Following the case of Exxon Corp v Exxon Insurance Consultants International Ltd [1982] RPC 69, the judge held that copyright did not subsist in the individual commands within the command set, and that the overall collection of commands comprised a computer language, which itself was excluded from protection by Article 1(2) of the European Software Directive (91/250/EEC of 14 May 1991) because it comprised "ideas and principles which underlie any element of a computer program, including those which underlie its interfaces."
It was also held that the text based screen displays were tables, and thus literary works, but were similarly excluded from copyright protection by Article 1(2) of the Software Directive.
Navitaire was, however, successful in its claim for infringement of the icons and the graphical user interface of OpenRes. Justice Pumfrey held that the icons embodied sufficient skill and labour to attract protection as artistic works, the copyright in which EasyJet had infringed.

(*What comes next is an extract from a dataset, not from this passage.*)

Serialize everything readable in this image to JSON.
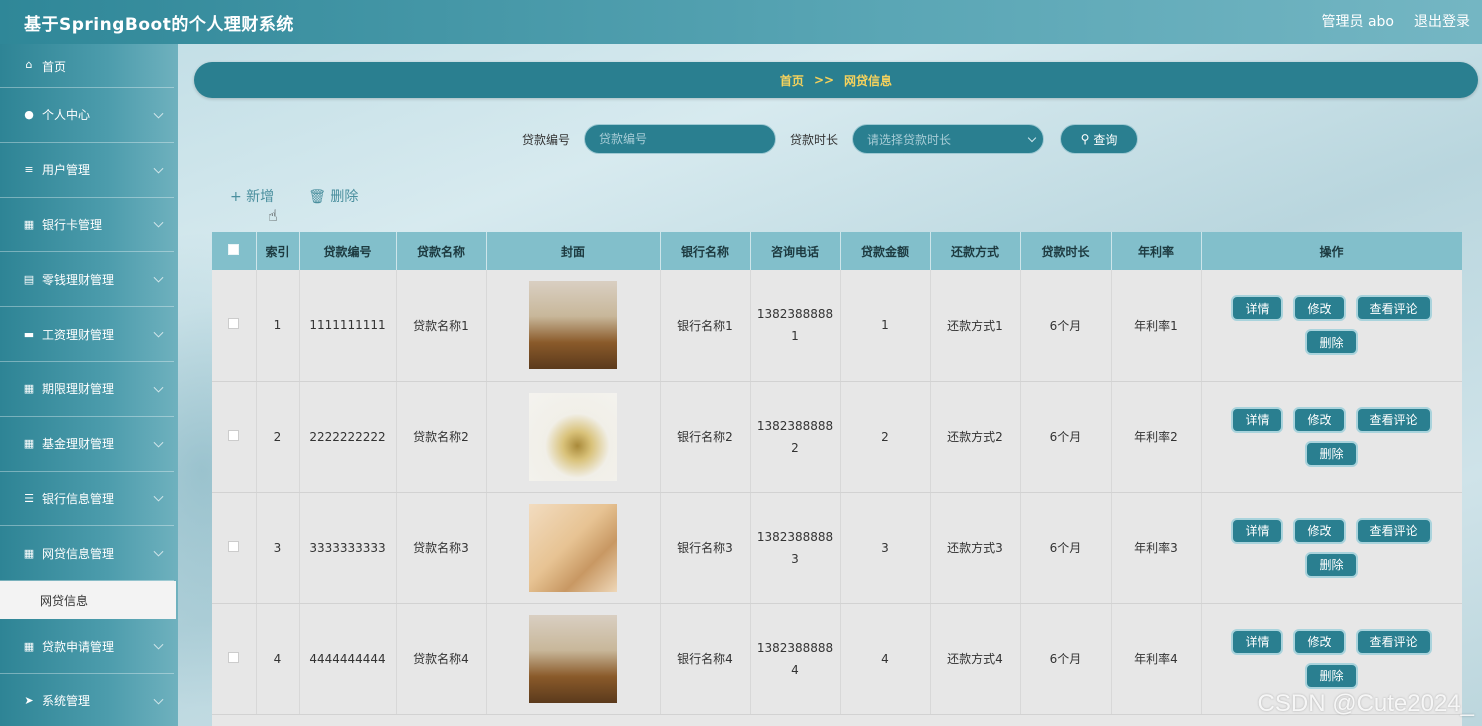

Analysis of the findings on look and feel
Navitaire based their claim for "look and feel" infringement on the premise that the source code of the software was analogous to the plot of a novel, a concept that Justice Jacob had referred to in his judgment in Ibcos Computers Limited v Barclays [1994] FSR 275, in which he said:
"The true position is that where an 'idea' is sufficiently general, then even if an original work embodies it, the mere taking of that idea will not infringe. But if the 'idea' is detailed, then there may be infringement. It is a question of degree. The same applies whether the work is functional or not, and whether visual or literary. In the latter field the taking of a plot (ie. the 'idea') of a novel or play can certainly infringe - if that plot is a substantial part of the copyright work. As Judge Learned Hand said (speaking of the distinction between 'idea' and 'expression'): Nobody has ever been able to fix that boundary and nobody ever can."

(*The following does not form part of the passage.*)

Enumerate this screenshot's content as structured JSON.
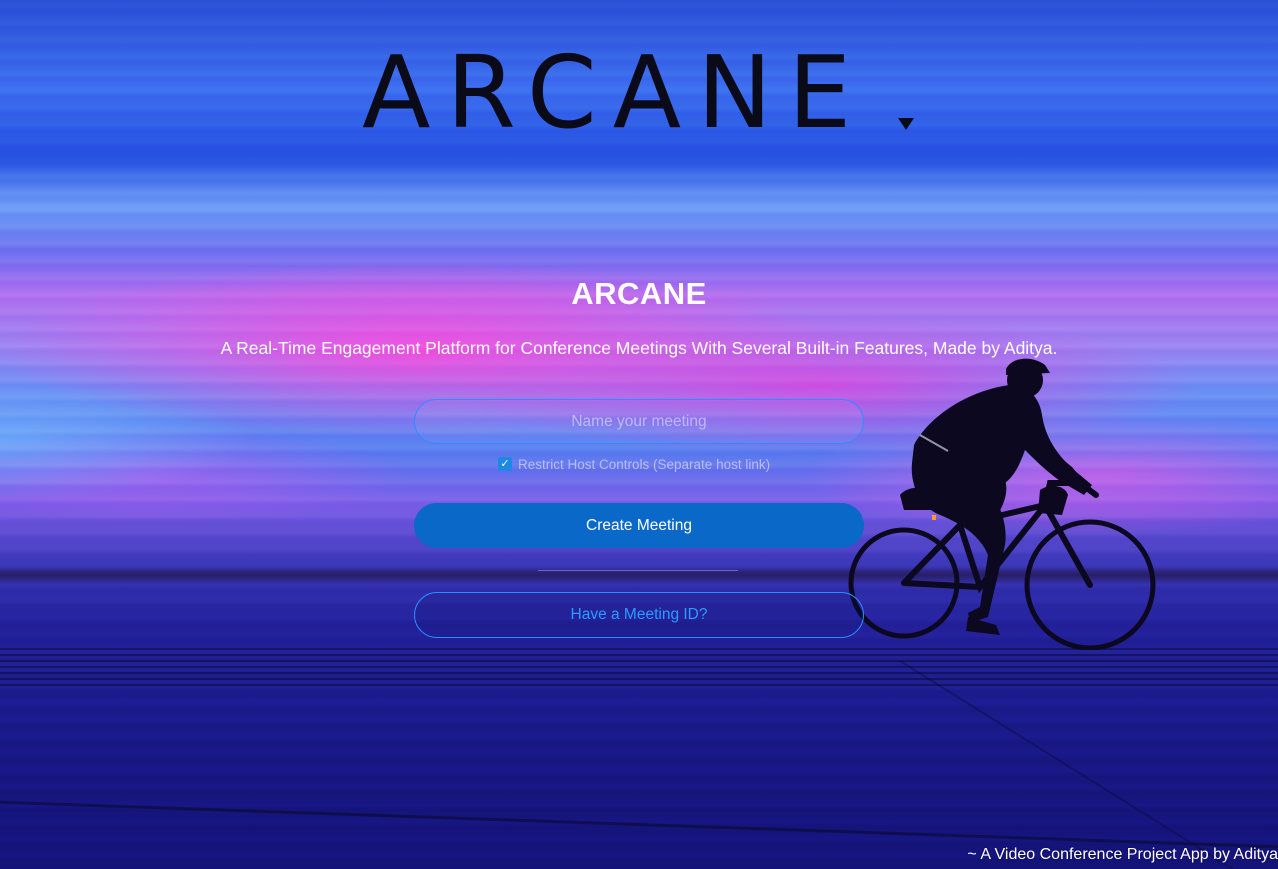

Justice Pumfrey in this case considered that this problem, as applied to computer programs, is unique, namely that two completely different programs can produce an identical result. This is so even if the author of one has no access at all to the other but only to its results. He went on to say:
"To say these programs possess a plot is precisely like saying that the book of instructions for a booking clerk acting manually has a plot: but a book of instructions has no theme, no events, and does not have a narrative flow. Nor does a computer program, particularly one whose behaviour depends upon the history of its inputs in any given transaction. It does not have a plot, merely a series of pre-defined operations intended to achieve the desired result in response to the requests of a customer."

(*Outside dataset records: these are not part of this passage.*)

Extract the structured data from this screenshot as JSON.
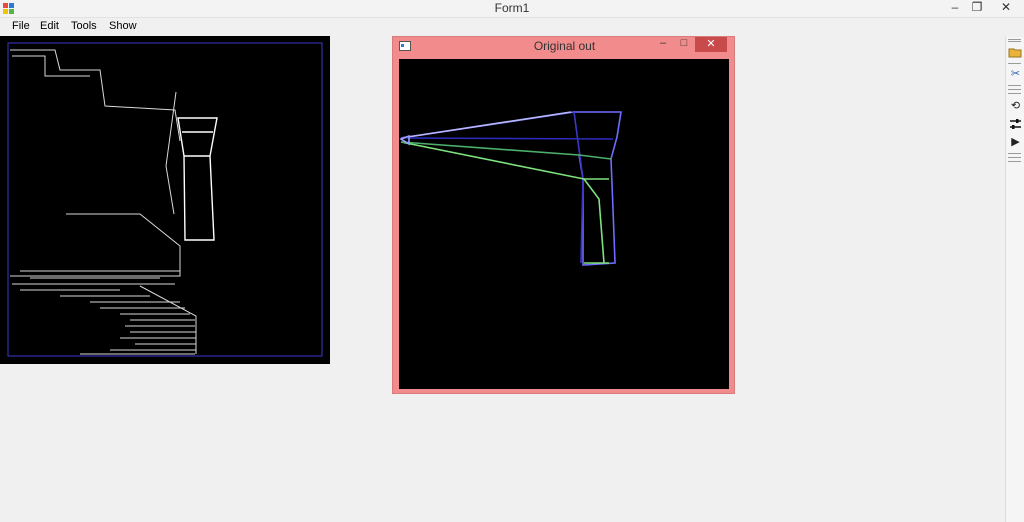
{
  "window": {
    "title": "Form1",
    "icon": "app-icon",
    "controls": {
      "minimize_icon": "minimize-icon",
      "restore_icon": "restore-icon",
      "close_icon": "close-icon"
    }
  },
  "menubar": {
    "items": [
      "File",
      "Edit",
      "Tools",
      "Show"
    ]
  },
  "child_window": {
    "title": "Original out",
    "icon": "child-window-icon",
    "minimize_glyph": "–",
    "maximize_glyph": "□",
    "close_glyph": "✕"
  },
  "toolbar": {
    "icons": [
      "open-folder-icon",
      "cut-icon",
      "refresh-icon",
      "settings-slider-icon",
      "play-icon"
    ]
  },
  "colors": {
    "window_background": "#f0f0f0",
    "canvas_background": "#000000",
    "child_window_frame": "#f28c8c",
    "close_button": "#c94a4a",
    "line_blue": "#3b38c7",
    "line_white": "#ffffff",
    "line_green": "#7ee37e",
    "line_lightblue": "#9aa0ff"
  }
}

The judge, rather quaintly it may be said, contrasted the above situation to a chef, who invents a new pudding:
"After a lot of work, he gets a satisfactory result, and thereafter his puddings are always made using his written recipe, undoubtedly a literary work. Along comes a competitor who likes the pudding and resolves to make it himself. Ultimately after much culinary labour, he succeeds in emulating the earlier result, and records his recipe. Is the later recipe an infringement of the earlier, as the end result, the plot and purpose of both (the pudding) is the same? I believe the answer is no."
The judge therefore rejected Navitaire's claim for infringement of copyright arising out of the "look and feel" or "business logic" of the OpenRes software.
Conclusions
Although the Australian courts are clearly not bound by this decision, they will regard it as persuasive, and it indicates a reluctance on the part of the UK courts to extend copyright protection to computer software beyond the literal copying of the source code. This view is only strengthened by the court's rejection of the "plot of a novel" analogy with regard to computer programs. The decision is likely to be appealed.